Article In The Lawyer Suggests Australian Legal Market Leanest & Meanest

Ok …..maybe not the meanest but it does rhyme with leanest !

Our experience tells us this article is talking sense. Australians have always had to operate in a sophisticated but essentially small legal market that is affected more than others by the vagaries of international business, finance and trade.

Law firms have had to deal with this in an inventive way and ever more so since 2008.

We’d suggest that being bullish about the remaining Australian law firms isn’t such a bad idea. Although here at ALE we do think moving lock stock and barrel into an agreement / JV / Merger with a Chinese firm is still something we’d be very wary of. You will lose partner expertise and you may create boutique competition as those partners take their clients with them.

This combined with some of the more frustrating aspects of Chinese business culture and attitude towards work may be the straw that breaks the camels back.

 

http://www.thelawyer.com/analysis/behind-the-law/industry-leaders/peter-kalis-dont-underestimate-the-australians/3025828.article

 

US and UK firms routinely deride the market Down Under. Here’s why Australians deserve more respect

An old friend of mine insists he reads David Hume to clear his mind. My friend is a very smart fellow. Hume, of course, was even smarter. They somehow communicate across the centuries.

Kalis2014
Peter Kalis, chairman and global managing partner, K&L Gates
I’m not as smart as my friend and, perforce, not as smart as Hume. The works of Enlightenment philosophers rarely clear my mind. The entanglements there are of a simpler provenance and typically can be sorted at a sporting event with a beer. But for brain cramps that just won’t dissipate I need to get away. And there’s no better place to visit than Australia.

The Australian recently published the results of a study of the local legal market for the fiscal year ending 30 June. Not a pretty picture. The nine top-tier international firms shed 10 per cent of their workforce and 5 per cent of their partners. Partners who had been spared the worst effects of the global crisis were experiencing headwinds.

Against this backdrop I visited our Australian offices in August along with our indomitable Australian managing partner Nick Nichola and our global vice-chairman Jim Segerdahl. As with my previous experiences in Oz, what looked on paper an exhausting march from Brisbane to Perth to Melbourne and finally to Sydney in fact left me in a crystal clear state of mind. Call it an Aussie state of mind.

Based on press reports, I had expected to see something resembling the barricade scene from Les Miserables outside major law offices. Far from that dismal picture, I found a legal community whose energy is high, whose resilience is evident and whose adaptation to market forces is well under way. In fact, our Australian practice is having a fine year, and I suspect we’re not alone.

It’s mind-boggling that a country of 23 million people can generate a $1.5trn economy – ranking its per capita GDP above that of the US, China, Japan, Germany, France and the UK, among others – and do so with the affability for which Aussies are justly famous. It’s a real haul to get to Australia from anywhere, and yet Australia is highly integrated into the global economy. As to the recent ebb in the resources market, there is a school of thought that this will be good for Australia and allow it to focus on other strengths.

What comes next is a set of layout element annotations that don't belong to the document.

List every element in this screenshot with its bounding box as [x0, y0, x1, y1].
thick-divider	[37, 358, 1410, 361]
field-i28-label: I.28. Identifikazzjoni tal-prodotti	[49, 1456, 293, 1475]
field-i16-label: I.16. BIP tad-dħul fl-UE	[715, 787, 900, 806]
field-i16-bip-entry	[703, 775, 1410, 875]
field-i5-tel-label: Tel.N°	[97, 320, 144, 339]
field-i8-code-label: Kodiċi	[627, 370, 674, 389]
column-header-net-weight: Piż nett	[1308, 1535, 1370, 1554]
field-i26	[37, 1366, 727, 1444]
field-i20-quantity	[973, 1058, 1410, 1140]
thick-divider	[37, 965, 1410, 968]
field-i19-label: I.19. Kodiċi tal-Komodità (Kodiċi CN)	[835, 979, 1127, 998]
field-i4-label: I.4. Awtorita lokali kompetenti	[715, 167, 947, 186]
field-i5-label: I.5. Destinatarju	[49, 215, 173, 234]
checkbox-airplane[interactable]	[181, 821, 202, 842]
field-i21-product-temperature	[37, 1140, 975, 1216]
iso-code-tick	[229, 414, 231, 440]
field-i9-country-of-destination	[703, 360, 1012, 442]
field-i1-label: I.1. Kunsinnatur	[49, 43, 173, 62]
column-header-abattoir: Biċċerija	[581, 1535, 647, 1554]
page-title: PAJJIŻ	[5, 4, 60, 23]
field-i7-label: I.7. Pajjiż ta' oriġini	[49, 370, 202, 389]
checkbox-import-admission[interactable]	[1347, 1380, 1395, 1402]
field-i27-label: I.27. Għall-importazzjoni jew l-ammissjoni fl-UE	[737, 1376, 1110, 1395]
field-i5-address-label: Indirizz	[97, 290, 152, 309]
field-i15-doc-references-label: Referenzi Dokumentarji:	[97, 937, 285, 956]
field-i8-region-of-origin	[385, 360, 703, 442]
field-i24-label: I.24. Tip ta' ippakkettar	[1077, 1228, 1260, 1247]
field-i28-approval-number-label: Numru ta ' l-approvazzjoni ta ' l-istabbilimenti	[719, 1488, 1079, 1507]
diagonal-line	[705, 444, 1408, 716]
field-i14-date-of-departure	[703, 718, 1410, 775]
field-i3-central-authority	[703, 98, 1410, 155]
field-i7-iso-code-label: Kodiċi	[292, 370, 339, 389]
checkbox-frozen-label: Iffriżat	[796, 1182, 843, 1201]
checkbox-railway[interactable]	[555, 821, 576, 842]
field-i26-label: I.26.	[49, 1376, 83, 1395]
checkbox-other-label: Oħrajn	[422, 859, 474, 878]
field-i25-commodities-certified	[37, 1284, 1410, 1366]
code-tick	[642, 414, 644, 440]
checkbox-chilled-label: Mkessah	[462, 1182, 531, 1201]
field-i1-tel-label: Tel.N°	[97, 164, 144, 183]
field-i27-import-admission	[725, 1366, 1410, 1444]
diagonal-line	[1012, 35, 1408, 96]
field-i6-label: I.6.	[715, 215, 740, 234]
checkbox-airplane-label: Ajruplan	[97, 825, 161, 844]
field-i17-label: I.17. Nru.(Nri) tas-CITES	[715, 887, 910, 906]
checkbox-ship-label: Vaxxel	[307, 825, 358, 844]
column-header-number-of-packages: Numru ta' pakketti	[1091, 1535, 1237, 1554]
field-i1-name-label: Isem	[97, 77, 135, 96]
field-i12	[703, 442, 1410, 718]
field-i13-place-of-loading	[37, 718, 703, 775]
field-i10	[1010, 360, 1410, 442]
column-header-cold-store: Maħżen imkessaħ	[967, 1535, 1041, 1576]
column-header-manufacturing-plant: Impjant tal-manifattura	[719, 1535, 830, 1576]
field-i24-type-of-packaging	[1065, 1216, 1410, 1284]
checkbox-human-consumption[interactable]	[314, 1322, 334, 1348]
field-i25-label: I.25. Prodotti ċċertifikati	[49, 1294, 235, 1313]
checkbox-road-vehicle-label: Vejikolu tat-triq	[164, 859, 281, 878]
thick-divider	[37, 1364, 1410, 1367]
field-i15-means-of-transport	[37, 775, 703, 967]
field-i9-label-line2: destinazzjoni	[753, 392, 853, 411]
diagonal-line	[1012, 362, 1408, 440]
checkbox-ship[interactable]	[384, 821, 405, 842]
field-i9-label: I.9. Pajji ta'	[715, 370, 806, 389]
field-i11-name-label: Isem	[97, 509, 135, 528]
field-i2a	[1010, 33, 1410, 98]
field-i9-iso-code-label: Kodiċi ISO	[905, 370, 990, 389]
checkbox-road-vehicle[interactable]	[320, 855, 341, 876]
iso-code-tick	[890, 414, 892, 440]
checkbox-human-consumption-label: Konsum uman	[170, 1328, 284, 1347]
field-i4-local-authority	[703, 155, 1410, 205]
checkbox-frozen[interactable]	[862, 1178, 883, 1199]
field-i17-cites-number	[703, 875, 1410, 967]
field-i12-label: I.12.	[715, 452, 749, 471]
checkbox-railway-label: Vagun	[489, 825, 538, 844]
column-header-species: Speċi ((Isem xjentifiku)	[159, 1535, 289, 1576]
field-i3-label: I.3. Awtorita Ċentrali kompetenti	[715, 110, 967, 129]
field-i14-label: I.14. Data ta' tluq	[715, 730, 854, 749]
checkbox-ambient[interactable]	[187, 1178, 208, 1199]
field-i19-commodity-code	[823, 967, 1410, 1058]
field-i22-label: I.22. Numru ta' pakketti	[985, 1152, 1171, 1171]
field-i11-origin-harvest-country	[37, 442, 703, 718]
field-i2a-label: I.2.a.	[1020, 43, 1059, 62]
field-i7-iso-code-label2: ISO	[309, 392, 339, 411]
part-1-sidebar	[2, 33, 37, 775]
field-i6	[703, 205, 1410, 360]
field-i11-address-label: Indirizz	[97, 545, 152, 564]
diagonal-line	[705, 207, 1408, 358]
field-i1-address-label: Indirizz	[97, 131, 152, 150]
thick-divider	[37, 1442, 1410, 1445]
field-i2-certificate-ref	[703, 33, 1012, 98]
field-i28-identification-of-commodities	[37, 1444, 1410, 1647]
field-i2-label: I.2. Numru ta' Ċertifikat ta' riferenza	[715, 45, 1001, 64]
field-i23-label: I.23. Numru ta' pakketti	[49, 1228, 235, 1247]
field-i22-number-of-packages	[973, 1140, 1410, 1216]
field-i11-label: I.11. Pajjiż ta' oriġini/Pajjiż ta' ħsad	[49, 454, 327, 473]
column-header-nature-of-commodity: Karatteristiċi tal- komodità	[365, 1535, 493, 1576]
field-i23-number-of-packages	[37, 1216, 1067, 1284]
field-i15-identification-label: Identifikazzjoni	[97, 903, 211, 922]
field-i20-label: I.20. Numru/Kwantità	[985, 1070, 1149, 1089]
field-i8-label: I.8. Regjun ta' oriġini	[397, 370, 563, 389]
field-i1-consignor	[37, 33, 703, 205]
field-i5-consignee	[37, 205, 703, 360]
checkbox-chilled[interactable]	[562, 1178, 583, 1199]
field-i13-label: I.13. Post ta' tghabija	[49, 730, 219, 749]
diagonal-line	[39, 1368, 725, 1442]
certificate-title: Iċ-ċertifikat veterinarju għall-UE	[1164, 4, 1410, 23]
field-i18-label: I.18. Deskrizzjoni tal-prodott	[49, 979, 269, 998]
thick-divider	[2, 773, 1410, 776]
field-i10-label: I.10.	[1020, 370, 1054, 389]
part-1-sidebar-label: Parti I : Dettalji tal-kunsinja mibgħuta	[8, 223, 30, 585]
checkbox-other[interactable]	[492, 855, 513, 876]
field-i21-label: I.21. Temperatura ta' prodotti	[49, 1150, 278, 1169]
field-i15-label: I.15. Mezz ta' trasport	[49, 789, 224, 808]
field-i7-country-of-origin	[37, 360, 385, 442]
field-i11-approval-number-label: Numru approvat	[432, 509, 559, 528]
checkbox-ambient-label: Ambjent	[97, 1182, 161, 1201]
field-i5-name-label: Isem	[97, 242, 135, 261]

Over a century ago JP Morgan was asked to predict the course of the stock market.

“It will fluctuate,” he said.

True. Markets are not for wimps. They move up and down, and only those sedated by years of undeserved success are surprised. JP Morgan got this, and so do the leaders of the Australian legal profession. The firms there are riding out the re-set of their market while refining their value propositions. I’m bullish on the Australian market. And I’m not alone.

The internationalisation of the Australian legal profession began in earnest a few years ago, when leading firms tied up with counterparts from the US, the UK and China. Interestingly, Australian firms committed to these strategies when their markets were hot. They acted from strength and on a global vision. We denizens of the Northern Hemisphere may not remember that these were among the best law firms in the world. Now they are at the strategic core of international firms such as K&L Gates, Ashurst, Herbert Smith Freehills and DLA International, and are member firms in Vereins King & Wood Mallesons and Norton Rose Fulbright. Other international firms have secured smaller combinations, opened greenfield offices or entered Australian alliances – Clifford Chance, Linklaters and Allen & Overy, for example.

What did my Australian tour reveal? Brisbane, Melbourne, Perth and Sydney are multicultural concentrations of talent, legal and otherwise. The markets vary, of course, but they have in common their place in – and importance to – the wider Asia Pacific region, the influence of strong resources and financial sectors, and healthy investment flows from the US and the region. As for their legal communities, they hardly need a slap on the back from me, but based on my observations I’d say the Australian legal profession holds its own with any in the world.

So what of the purported distress of the past year or two? If you had spent time in New York or London in 2009 you would wonder what the fuss is all about. There is a profound distinction between global crisis-induced hysteria on the one hand and cyclical dislocation and adaptation on the other. The Aussie market is just fine; competitive to a fault, but competition makes us all better.

Law firm value propositions evolve or face obsolescence. At a strategic inflection point some Australian law firm leaders grasped this principle and acted on it. Good for them, and good for us that they did.